Host families are mostly volunteers who share their home and family life with student exchanges for five to 10 months (a semester or an academic year). They run the gamut of traditional and non-traditional families, empty clans, single parents, bachelors, same-sex couples or retirees. As long as the host family is willing to provide a loving home, guest or dormitory with a host sibling of the same age and gender, meals and local transportation, they are welcome to apply.

“No family is too big or too small, too boring or too busy,” Fahey said. “I always like to stress that we are a relationship-focused organization because we believe that by creating these connections around the world, we can make the world a better place.”

Exchange student Oscar from Germany with his host family in South Burlington (LR) Mia 12 and Ella 9, parents Debbie and Jan Dinkmann skiing in Bolton in February. contribution image.

Oskar, a 17-year-old exchange student from Germany last school year, had a whole list of things he wanted to try in the States — like the root beer float experience. He didn’t quite like the blackjack, but was able to remove it from the list thanks to his host family.

Deborah and Jan Dinkmann of South Burlington, who have just returned from a trip to Germany, said they would love to get an Oscar. “He seemed to fit in right away,” Deborah wrote via email. She said their three children enjoyed having an “older brother” around and miss him now that he’s back in Germany.

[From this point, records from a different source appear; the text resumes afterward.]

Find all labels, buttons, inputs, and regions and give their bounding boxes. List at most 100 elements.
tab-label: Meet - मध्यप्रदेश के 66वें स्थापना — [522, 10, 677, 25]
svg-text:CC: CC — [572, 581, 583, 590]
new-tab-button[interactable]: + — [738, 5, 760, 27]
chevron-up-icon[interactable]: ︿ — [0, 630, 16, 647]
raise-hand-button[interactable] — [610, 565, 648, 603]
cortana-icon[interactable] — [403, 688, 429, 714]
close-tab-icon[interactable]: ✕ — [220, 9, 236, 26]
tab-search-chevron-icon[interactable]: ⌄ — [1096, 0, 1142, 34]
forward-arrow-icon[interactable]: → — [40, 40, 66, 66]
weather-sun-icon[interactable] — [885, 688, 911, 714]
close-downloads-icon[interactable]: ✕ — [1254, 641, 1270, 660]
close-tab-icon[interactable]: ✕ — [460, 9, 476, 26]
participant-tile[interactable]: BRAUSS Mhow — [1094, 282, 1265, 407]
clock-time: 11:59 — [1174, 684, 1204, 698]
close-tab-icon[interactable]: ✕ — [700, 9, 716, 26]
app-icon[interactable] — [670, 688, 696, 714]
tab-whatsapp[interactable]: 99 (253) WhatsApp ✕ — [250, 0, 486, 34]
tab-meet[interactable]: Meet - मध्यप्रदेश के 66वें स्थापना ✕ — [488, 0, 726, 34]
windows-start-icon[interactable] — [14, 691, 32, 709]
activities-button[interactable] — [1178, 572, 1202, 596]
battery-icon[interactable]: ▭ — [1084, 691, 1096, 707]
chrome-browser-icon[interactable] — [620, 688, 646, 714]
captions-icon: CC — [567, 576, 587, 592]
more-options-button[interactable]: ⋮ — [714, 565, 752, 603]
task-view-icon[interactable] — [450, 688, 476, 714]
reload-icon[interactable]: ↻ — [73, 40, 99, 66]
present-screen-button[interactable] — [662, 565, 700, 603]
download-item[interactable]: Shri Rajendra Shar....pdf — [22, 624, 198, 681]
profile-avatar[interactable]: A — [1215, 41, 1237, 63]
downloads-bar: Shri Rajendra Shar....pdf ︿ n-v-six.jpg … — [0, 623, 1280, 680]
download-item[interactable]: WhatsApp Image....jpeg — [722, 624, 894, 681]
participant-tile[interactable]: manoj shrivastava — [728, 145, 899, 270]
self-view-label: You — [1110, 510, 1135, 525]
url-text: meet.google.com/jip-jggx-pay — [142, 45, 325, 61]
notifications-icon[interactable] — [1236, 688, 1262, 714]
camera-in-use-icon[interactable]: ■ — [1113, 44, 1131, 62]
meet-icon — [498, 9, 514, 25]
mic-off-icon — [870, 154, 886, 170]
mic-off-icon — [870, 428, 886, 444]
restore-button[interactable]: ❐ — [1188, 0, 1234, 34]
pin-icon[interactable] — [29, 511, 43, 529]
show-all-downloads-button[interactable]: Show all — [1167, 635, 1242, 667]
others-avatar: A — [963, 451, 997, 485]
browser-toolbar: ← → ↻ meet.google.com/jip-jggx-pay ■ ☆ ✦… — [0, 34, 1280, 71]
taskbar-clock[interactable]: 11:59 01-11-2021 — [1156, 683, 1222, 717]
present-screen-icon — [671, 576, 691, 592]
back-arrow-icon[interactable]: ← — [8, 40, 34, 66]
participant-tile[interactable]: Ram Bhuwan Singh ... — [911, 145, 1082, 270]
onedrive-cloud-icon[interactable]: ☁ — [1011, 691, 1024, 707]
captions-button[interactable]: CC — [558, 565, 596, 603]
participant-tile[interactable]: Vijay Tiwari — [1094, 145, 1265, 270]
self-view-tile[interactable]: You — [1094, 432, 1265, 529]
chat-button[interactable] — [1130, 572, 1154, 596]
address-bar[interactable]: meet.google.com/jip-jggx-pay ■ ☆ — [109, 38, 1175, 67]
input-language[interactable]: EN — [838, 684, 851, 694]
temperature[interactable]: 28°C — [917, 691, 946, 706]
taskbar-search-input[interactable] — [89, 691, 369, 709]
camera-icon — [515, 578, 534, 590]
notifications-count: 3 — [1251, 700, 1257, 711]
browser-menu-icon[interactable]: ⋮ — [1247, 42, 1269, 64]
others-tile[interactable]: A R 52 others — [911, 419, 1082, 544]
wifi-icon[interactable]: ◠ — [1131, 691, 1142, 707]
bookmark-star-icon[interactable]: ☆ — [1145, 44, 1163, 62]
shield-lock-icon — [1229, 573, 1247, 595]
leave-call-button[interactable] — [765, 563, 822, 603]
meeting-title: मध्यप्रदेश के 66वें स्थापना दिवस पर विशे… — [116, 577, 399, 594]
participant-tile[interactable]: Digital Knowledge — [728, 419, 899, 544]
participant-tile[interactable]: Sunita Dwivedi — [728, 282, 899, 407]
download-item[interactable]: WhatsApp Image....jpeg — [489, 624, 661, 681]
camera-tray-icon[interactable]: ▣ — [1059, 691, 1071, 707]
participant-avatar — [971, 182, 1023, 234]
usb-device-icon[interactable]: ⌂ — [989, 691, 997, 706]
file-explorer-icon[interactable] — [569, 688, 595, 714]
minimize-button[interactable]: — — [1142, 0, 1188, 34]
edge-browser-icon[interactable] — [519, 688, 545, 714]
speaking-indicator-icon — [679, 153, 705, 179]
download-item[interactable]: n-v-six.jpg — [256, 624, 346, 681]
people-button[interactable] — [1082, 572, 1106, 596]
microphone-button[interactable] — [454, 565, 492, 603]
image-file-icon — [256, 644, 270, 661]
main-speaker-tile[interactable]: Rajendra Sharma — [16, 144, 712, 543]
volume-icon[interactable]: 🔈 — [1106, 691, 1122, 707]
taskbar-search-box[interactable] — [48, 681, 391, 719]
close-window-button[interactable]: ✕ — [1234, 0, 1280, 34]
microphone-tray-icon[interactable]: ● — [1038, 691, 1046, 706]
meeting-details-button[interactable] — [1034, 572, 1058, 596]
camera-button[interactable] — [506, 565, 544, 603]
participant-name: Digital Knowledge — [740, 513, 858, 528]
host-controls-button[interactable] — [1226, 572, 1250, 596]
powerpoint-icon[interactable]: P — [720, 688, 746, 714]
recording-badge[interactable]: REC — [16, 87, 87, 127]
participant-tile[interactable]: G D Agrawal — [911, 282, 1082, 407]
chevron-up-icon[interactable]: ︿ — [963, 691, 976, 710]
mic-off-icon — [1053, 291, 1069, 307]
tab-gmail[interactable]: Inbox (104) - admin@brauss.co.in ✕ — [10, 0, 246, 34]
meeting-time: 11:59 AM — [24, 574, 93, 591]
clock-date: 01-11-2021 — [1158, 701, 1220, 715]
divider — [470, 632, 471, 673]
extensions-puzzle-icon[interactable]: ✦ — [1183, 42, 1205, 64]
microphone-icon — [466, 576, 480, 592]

The returns are rich and this is one of the reasons why people Broektsch said he’s falling in love with the show. He said the costs were “not zero” but not “huge” or “impossible,” encouraging families to sign up.

“People have been doing this for years and the benefits are pretty much endless — from your kids going to visit those kids coming from abroad, your having another family member for life, all the kinds of learning that takes place and the satisfaction of sharing cultures,” he said.

McCormack, of Stowe, still fondly remembers her experience as an exchange student.

“My family in Utah stood by me the whole time and their home was always full of love and open to me,” she said. “I acquired a family in the United States, and although my entire family is still in Europe, I don’t feel like a complete stranger in the United States because of them.”

Her family is looking forward to meeting Johannes, who she hopes will take an interest in some of the many activities her children enjoy – football, basketball, baseball, lacrosse, skiing, hiking, biking, horseback riding, swimming and more.

“We love children and hope to add this, at least as a friend, for life,” she said.